Professor Kihara and Lab Compete at International Conference
Professor Daisuke Kihara and his lab fared the best in scored competition for their Protein Function Prediction (PFP) at the International Conference on Intelligent Systems for Molecular Biology in Detroit, Michigan. Their work beat notable entries from David Eisenberg's lab at UCLA, Andrej Sali's lab at UCSF, Adam Godzik's lab at the Burnham Institute, and the European Bioinformatics Institute at EMBL. PFP is a web server designed to give sequence and structural information for a series of proteins. The results are listed as the top ten most probable Gene Ontology annotations in the Biological Process, Molecular Function, and Cellular Component categories.
In the age of genome projects and high-throughput proteomics experiments, biologists are turning more and more to bioinformatics to help organize data and guide experiments. Function prediction of identified but yet uncharacterized proteins is a key element in this relationship, providing what some refer to as "computationally-assisted hypothesis generation."

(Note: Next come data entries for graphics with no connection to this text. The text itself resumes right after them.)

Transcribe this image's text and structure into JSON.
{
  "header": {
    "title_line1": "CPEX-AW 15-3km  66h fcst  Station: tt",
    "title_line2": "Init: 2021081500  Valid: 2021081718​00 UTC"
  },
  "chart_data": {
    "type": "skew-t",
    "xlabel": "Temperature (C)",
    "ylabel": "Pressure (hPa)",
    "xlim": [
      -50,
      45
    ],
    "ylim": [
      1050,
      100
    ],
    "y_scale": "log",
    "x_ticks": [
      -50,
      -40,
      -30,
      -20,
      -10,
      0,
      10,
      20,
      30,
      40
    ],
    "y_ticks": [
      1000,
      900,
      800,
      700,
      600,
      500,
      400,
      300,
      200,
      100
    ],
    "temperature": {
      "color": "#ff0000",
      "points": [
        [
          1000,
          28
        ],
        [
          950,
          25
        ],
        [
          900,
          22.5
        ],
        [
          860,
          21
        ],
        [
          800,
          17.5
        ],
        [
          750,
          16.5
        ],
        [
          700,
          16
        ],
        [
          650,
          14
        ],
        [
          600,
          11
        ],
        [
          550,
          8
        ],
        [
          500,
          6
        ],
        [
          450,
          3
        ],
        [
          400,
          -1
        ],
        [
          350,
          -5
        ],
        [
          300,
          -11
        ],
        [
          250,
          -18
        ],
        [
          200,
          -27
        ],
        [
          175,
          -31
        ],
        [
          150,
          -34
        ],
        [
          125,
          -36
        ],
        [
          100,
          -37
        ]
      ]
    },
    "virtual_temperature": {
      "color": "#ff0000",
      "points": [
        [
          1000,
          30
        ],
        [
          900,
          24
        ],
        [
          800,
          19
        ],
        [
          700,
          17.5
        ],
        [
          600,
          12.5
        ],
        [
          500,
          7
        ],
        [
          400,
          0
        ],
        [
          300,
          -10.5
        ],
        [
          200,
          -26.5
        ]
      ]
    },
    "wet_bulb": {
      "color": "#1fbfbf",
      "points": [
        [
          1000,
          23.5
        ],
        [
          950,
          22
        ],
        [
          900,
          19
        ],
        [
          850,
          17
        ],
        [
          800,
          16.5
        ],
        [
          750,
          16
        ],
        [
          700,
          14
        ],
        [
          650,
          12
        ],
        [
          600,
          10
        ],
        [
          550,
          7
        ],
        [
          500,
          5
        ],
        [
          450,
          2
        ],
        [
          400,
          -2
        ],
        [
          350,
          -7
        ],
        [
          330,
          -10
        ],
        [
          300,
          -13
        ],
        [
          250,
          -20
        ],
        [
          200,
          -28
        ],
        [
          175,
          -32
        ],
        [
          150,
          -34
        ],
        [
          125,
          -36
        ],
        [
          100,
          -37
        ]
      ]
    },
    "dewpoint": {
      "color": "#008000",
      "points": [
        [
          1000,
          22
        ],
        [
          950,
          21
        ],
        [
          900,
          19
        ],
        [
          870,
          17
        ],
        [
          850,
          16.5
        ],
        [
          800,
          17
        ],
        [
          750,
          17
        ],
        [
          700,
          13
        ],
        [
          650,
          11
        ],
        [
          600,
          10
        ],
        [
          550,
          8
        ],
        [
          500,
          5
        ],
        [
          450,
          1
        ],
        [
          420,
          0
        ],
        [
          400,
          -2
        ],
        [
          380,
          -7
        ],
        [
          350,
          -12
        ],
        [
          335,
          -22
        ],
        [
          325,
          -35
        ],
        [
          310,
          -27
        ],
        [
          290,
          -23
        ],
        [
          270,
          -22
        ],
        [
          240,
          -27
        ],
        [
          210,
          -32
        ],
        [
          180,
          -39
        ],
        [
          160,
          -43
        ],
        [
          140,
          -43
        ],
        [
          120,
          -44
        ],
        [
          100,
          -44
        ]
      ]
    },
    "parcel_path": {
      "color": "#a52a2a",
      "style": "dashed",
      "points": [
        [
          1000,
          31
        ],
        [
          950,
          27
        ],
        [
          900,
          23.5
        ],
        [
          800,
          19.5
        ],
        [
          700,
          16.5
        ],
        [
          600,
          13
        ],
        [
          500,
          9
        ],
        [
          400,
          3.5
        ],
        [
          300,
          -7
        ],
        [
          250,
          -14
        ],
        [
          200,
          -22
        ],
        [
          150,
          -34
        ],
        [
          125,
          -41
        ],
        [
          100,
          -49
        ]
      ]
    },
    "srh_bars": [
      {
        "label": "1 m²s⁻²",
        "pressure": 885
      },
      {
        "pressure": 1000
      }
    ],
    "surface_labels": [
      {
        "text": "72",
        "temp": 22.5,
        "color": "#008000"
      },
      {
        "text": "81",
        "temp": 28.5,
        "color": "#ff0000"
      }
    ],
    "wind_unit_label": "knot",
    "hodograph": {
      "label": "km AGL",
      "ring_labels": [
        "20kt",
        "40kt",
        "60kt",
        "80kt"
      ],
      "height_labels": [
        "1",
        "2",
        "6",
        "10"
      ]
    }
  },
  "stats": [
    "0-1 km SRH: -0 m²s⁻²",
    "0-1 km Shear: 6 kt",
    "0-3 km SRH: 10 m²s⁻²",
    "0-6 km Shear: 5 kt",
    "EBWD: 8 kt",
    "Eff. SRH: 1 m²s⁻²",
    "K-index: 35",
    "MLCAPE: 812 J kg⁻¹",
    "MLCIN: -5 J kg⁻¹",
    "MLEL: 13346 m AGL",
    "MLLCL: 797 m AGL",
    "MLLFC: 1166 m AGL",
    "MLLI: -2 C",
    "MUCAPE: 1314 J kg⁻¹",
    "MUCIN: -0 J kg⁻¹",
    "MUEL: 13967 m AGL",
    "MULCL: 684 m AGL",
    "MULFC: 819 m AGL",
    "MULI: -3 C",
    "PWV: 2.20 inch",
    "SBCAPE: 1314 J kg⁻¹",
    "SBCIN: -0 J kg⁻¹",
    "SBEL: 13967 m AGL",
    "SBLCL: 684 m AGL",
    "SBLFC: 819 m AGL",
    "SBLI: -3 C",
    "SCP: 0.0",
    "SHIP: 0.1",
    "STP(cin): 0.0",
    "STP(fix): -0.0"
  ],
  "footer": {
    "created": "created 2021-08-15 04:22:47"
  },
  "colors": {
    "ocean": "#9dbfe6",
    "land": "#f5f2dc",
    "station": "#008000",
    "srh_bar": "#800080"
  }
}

A special interest group meeting on Automated Function Prediction at the recent International Conference on Intelligent Systems for Molecular Biology was held June 24-29. The conference hosted an assessment of web servers that annotate a query protein sequence or structure. The format of the assessment closely resembled that of the widely-known CASP (Critical Assessment of Techniques for Protein Structure Prediction), but was the first of its type. Participants were required to provide a fully automatic server to which the organizer submitted sequence and structural information for a series of proteins for which functions were known but not yet published. The accuracy of each prediction was assessed by calculating the degree of specificity the predicted annotation shared with the known function annotation in the Gene Ontologies, a categorized, hierarchical vocabulary of biological function terms.
PFP uses PSI-BLAST, the traditional tool used by biologists for inference of homology, and FAMs (Function Association Matrices), a novel functional data mining tool, to produce a unique score for each possible annotation, providing both accuracy and strong coverage of functional space. In addition to participating in the assessment, Kihara and graduate student Troy Hawkins gave an invited talk, "The use of context-based functional association in automated protein function prediction methods", and presented two posters describing their work.
Dr. Daisuke Kihara runs the Purdue Bioinformatics Laboratory. He is an Assistant Professor in Biological Sciences and Computer Science. Troy Hawkins is a second year PhD student in Biological Sciences. The PFP server is online at http://kiharalab.org/web/pfp.php.
Congratulations to the Purdue Bioinformatics Lab!
Figure: The prediction accuracy of each participating server was calculated by a similarity score of the predicted annotation to the accepted annotation based on the Gene Ontology (GO) tree. Shown here is the assessment of one of the target proteins, TM1622. PFP predicts a very specific molecular function annotation for this target protein, a GTP binding regulator, while other servers predict more general annotations or no annotations at all.